Sizing a Kafka Connect cluster depends on your specific workload, data formats, and the connectors you use. This guide provides recommendations for the top connectors to help you size your Confluent Platform Connect cluster.

General sizing principles

  • Throughput and task parallelism: Create a Connect cluster to ensure a stable and reliable operation of all connectors and tasks running on Connect workers. If you want a higher throughput, increase the number of tasks and increase the size of the cluster to support the connectors that run at the scale that you need.

  • CPU and memory: Most Connect worker nodes use 4-8 CPU cores and 8-32 GB of RAM. Memory requirements depend on the connector type and workload, especially for connectors that buffer large transactions or handle large messages.

  • Heap size: The heap memory requirements for Connect workers typically ranges from 0.5-4 GB. Connectors like the S3 Sink or Oracle CDC Source may need more, especially with large transactions or LOB support.

  • Tasks per worker: A common heuristic is to run two tasks per CPU core, but this can vary based on the connector’s resource usage.

  • High availability: For production environments, deploy at least two Connect workers for high availability. An N+1 sizing strategy is recommended for failover.

  • Disk: Disk space is typically only required for the installation and for logging. For most connectors, 50 GB of disk space per worker is sufficient.

Sizing for top connectors

Important

The following table provides baseline recommendations. Always:

  • Benchmark with your actual workload and adjust as needed.

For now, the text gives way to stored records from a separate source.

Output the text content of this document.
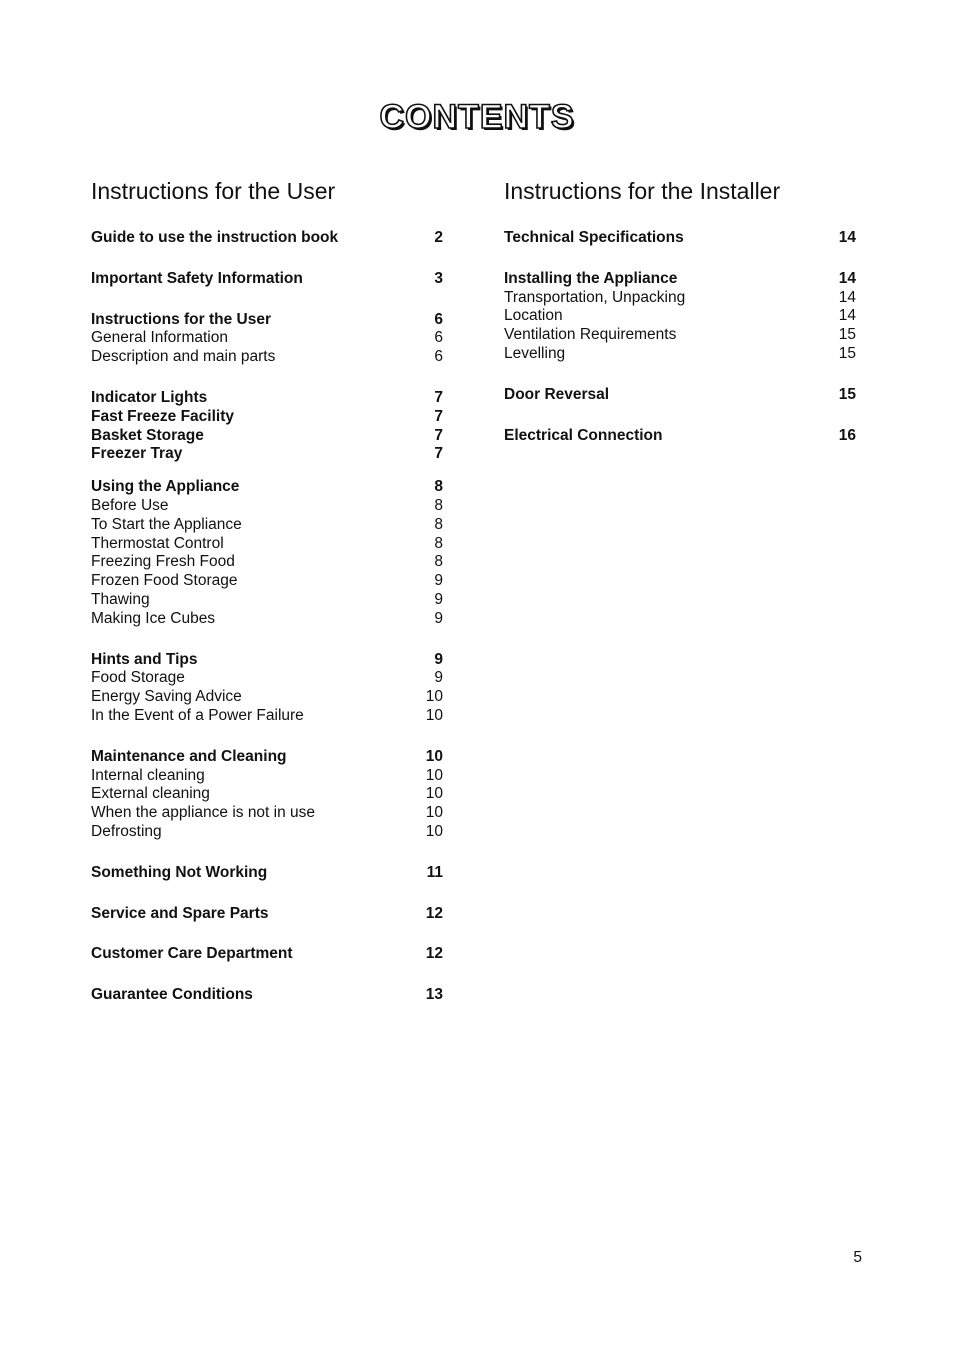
CONTENTS
Instructions for the User
Guide to use the instruction book	2
Important Safety Information	3
Instructions for the User	6
General Information	6
Description and main parts	6
Indicator Lights	7
Fast Freeze Facility	7
Basket Storage	7
Freezer Tray	7
Using the Appliance	8
Before Use	8
To Start the Appliance	8
Thermostat Control	8
Freezing Fresh Food	8
Frozen Food Storage	9
Thawing	9
Making Ice Cubes	9
Hints and Tips	9
Food Storage	9
Energy Saving Advice	10
In the Event of a Power Failure	10
Maintenance and Cleaning	10
Internal cleaning	10
External cleaning	10
When the appliance is not in use	10
Defrosting	10
Something Not Working	11
Service and Spare Parts	12
Customer Care Department	12
Guarantee Conditions	13
Instructions for the Installer
Technical Specifications	14
Installing the Appliance	14
Transportation, Unpacking	14
Location	14
Ventilation Requirements	15
Levelling	15
Door Reversal	15
Electrical Connection	16
5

  • Test your connectors with sample data and workloads and use the system configuration that best works for your use case.

Connector

Typical Use/Notes

CPU (per worker)

Memory (per worker)

Heap size

Special considerations

JDBC Source/Sink

RDBMS integration

4-8 cores

8-16 GB

2-4 GB

Use one task per table for large databases; high memory is needed for large result sets.

Debezium Postgres Source

Change data capture

4-8 cores

8-16 GB

2-4 GB

Supports only one task.

Elasticsearch Sink

Analytics, search

4-8 cores

8-16 GB

2-4 GB

Tune batch.size, linger.ms, and max.buffered.records for throughput optimization; large batches increase CPU usage. Monitor for Elasticsearch backpressure via task lag and flush.timeout.ms failures.

S3 Sink

Data lake offload

4-8 cores

16-32 GB

4-8 GB

Memory is used for file buffering; a large flush.size increases memory needs.

HDFS Sink

Data lake offload

4-8 cores

16-32 GB

4-8 GB

Similar to the S3 sink; memory is used for file buffering.

MongoDB Source

NoSQL CDC

4-8 cores

8-16 GB

2-4 GB

Memory is used to buffer events during snapshot as well as streaming phase.

HTTP Sink/Source

REST integration

4-8 cores

8-16 GB

2-4 GB

Tune the network and batch size.

Amazon SQS Source

Queue integration

4-8 cores

8-16 GB

2-4 GB

Batch limited to 10 msgs/poll (sqs.messages.max). Tune sqs.waittime.seconds (0-20s) for latency vs. API cost. Increase sqs.max.retries for unstable networks. Add tasks to scale throughput (multiple tasks can poll the same queue).

Azure Blob Sink

Cloud storage offload

4-8 cores

16-32 GB

4-8 GB

Memory is used for file buffering.

Salesforce Source/Sink

SaaS integration

4-8 cores

8-16 GB

2-4 GB

API rate limits may affect throughput.

IBM MQ Source/Sink

Mainframe/legacy integration

4-8 cores

8-16 GB

2-4 GB

Tune the network and batch size.

Google BigQuery Sink

Analytics

4-8 cores

8-16 GB

2-4 GB

Tune the batch size.

Connector-specific considerations

  • Oracle CDC Source: Memory usage can increase with large transactions or LOB columns. Allocate more memory and CPU for high-throughput workloads or large table snapshots. Parallel snapshotting (one task per table partition) can also increase resource needs.

  • S3/HDFS Sink: These connectors use memory to buffer records before writing files to storage. Large flush.size or part.size settings increase memory requirements, so monitor heap usage and adjust accordingly.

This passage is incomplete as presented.